Old 07-31-2017, 02:30 AM
  # 16 (permalink)  
kevlarsjal
Member
 
Join Date: Oct 2016
Location: Europe
Posts: 523
Thanks for understanding Poppy and Kenton! I never knew how much it helps to just have someone who understands until I wanted to get sober.

Kenton, I'm glad the hair looks good! I'd love some highlights but since a hair dresser completely ruined my hair by bleaching all of my roots and then added dark colour bits when I asked for highlights, I stopped going to hairdressers and only cut it myself. Maybe one day I find the courage to get over it

That girl at the party sounds nasty and annoying, I don't know if I had been able to deal with her the way you did.
In a way it makes it easier that my roomie was high and not drunk.

Still it's tricky for me to handle.
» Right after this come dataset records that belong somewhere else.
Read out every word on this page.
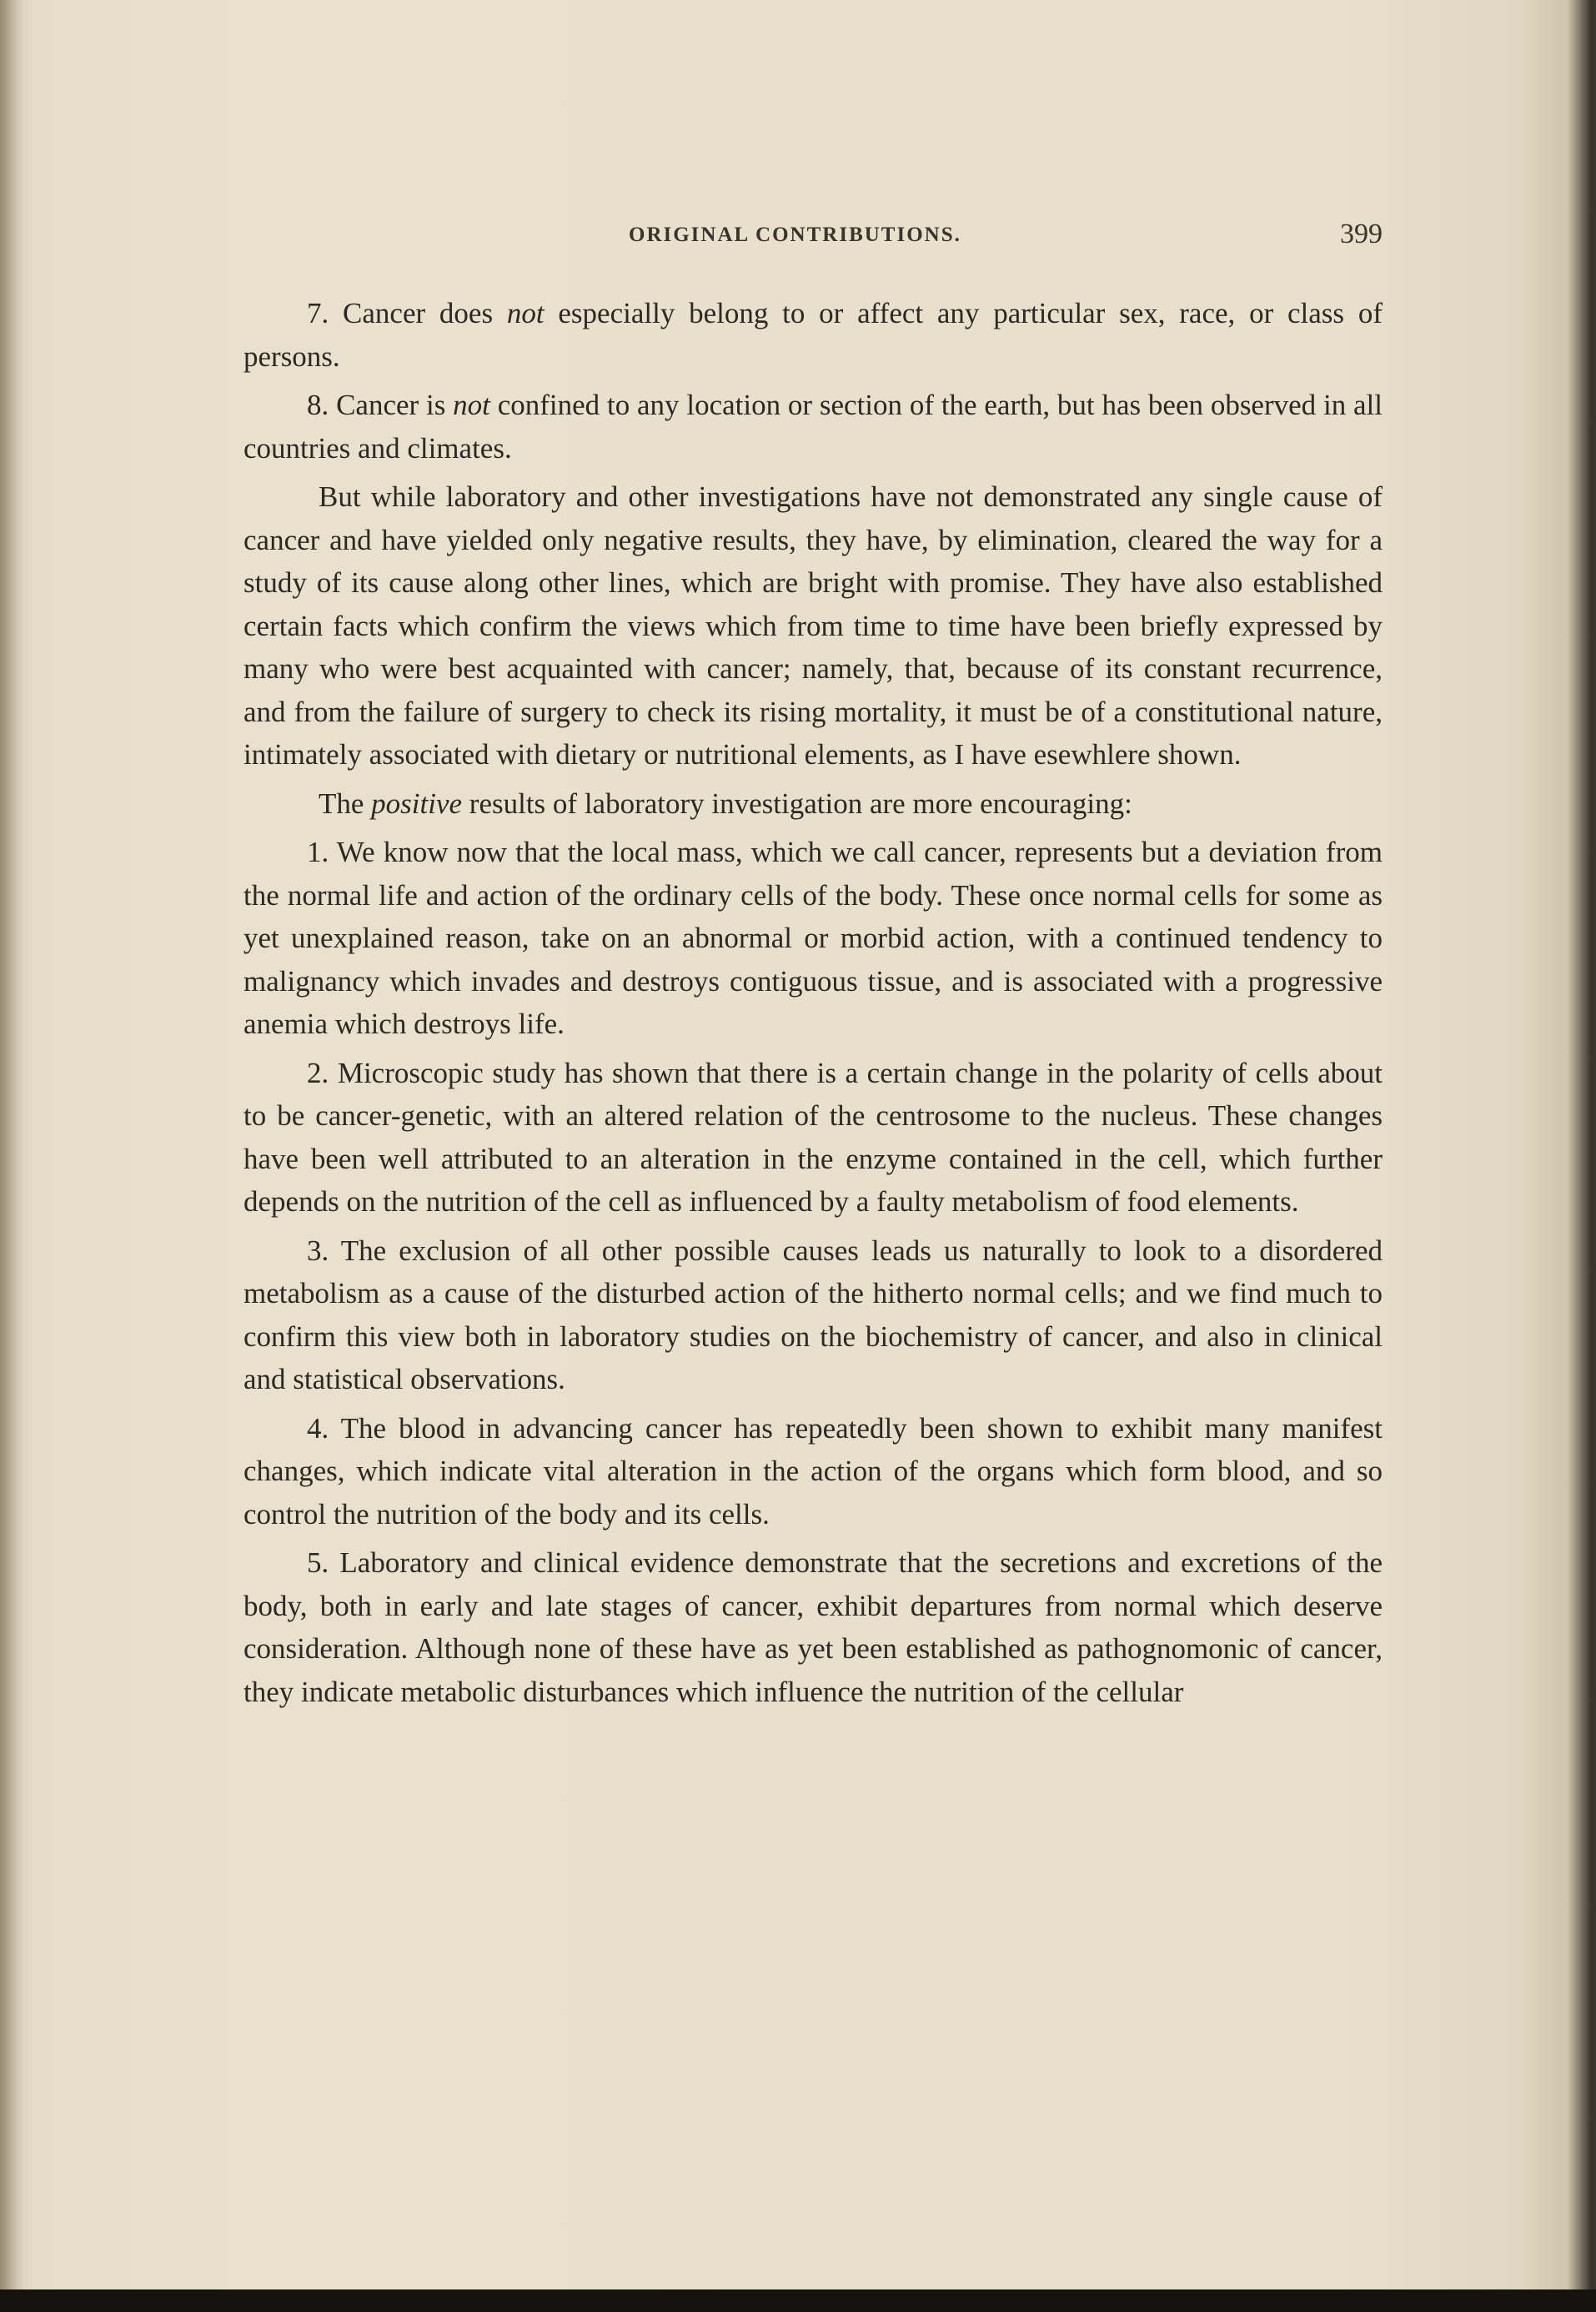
ORIGINAL CONTRIBUTIONS.	399

7. Cancer does not especially belong to or affect any particular sex, race, or class of persons.

8. Cancer is not confined to any location or section of the earth, but has been observed in all countries and climates.

But while laboratory and other investigations have not demonstrated any single cause of cancer and have yielded only negative results, they have, by elimination, cleared the way for a study of its cause along other lines, which are bright with promise. They have also established certain facts which confirm the views which from time to time have been briefly expressed by many who were best acquainted with cancer; namely, that, because of its constant recurrence, and from the failure of surgery to check its rising mortality, it must be of a constitutional nature, intimately associated with dietary or nutritional elements, as I have esewhlere shown.

The positive results of laboratory investigation are more encouraging:

1. We know now that the local mass, which we call cancer, represents but a deviation from the normal life and action of the ordinary cells of the body. These once normal cells for some as yet unexplained reason, take on an abnormal or morbid action, with a continued tendency to malignancy which invades and destroys contiguous tissue, and is associated with a progressive anemia which destroys life.

2. Microscopic study has shown that there is a certain change in the polarity of cells about to be cancer-genetic, with an altered relation of the centrosome to the nucleus. These changes have been well attributed to an alteration in the enzyme contained in the cell, which further depends on the nutrition of the cell as influenced by a faulty metabolism of food elements.

3. The exclusion of all other possible causes leads us naturally to look to a disordered metabolism as a cause of the disturbed action of the hitherto normal cells; and we find much to confirm this view both in laboratory studies on the biochemistry of cancer, and also in clinical and statistical observations.

4. The blood in advancing cancer has repeatedly been shown to exhibit many manifest changes, which indicate vital alteration in the action of the organs which form blood, and so control the nutrition of the body and its cells.

5. Laboratory and clinical evidence demonstrate that the secretions and excretions of the body, both in early and late stages of cancer, exhibit departures from normal which deserve consideration. Although none of these have as yet been established as pathognomonic of cancer, they indicate metabolic disturbances which influence the nutrition of the cellular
I noticed how the alcoholic part of my brain is running wild since last night. While I was brushing my teeth before going to bed I caught myself thinking about how I could get away with a relapse the longest. Main problem being that I promised my BF to be completely honest about my drinking and I assume he wouldn't leave me if it was a slip but if I planned on continuing with drinking for some weeks or months or even longer I doubt he'd just stay around and watch. Which is fair and good. But my brain was desperate to find I way how I cold drink and still have him in my life. How selfish and horrible.
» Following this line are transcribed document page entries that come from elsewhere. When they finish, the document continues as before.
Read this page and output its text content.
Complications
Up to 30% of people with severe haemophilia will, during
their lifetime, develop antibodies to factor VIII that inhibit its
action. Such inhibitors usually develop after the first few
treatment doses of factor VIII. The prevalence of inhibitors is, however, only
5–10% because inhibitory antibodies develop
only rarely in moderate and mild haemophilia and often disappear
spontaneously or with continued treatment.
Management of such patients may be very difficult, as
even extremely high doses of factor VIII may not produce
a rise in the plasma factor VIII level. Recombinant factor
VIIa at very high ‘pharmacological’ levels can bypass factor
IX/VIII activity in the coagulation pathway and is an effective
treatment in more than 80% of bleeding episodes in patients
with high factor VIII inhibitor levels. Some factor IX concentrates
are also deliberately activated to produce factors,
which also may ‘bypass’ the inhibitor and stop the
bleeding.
This morning after waking up my first thought was that maybe I wasn't an alcoholic and just had an 'alcoholic phase' like my roomie had. I call this BS cause I'm pretty sure that all my drinking phases were alcoholic in the past couple years. Also it's doubtful my roomie had to drink in the morning before uni, during uni or was unable to go to her lectures because of drinking. Also doubtful she had to drink when she really didn't want to.

It's such a crazy and powerful disease and it's such insanity that it keeps telling us we don't have it. I had a bit of a freak out about it. I'll have to be super careful and really work on my recovery all my life or I might end up drinking again.

I guess I'm really lucky to have a partner who is the same. He doesn't only understand but also is a constant reminder and I know that I can't BS him. He knows I'll never be able to drink normally. So I have no room for 'experiments'.

Time to read some of my AA literature and meditate in the hope that my brain will calm down again and stops obsessing about the fact that some of my friends can drink while I don't. I'm not even jealous of their partying, it's only the drinking which I'd prefer doing on my own.

It's great to have you back Dee! Doing nothing can be the best and most productive sometimes.

I wish everyone a great day morning /night / evening!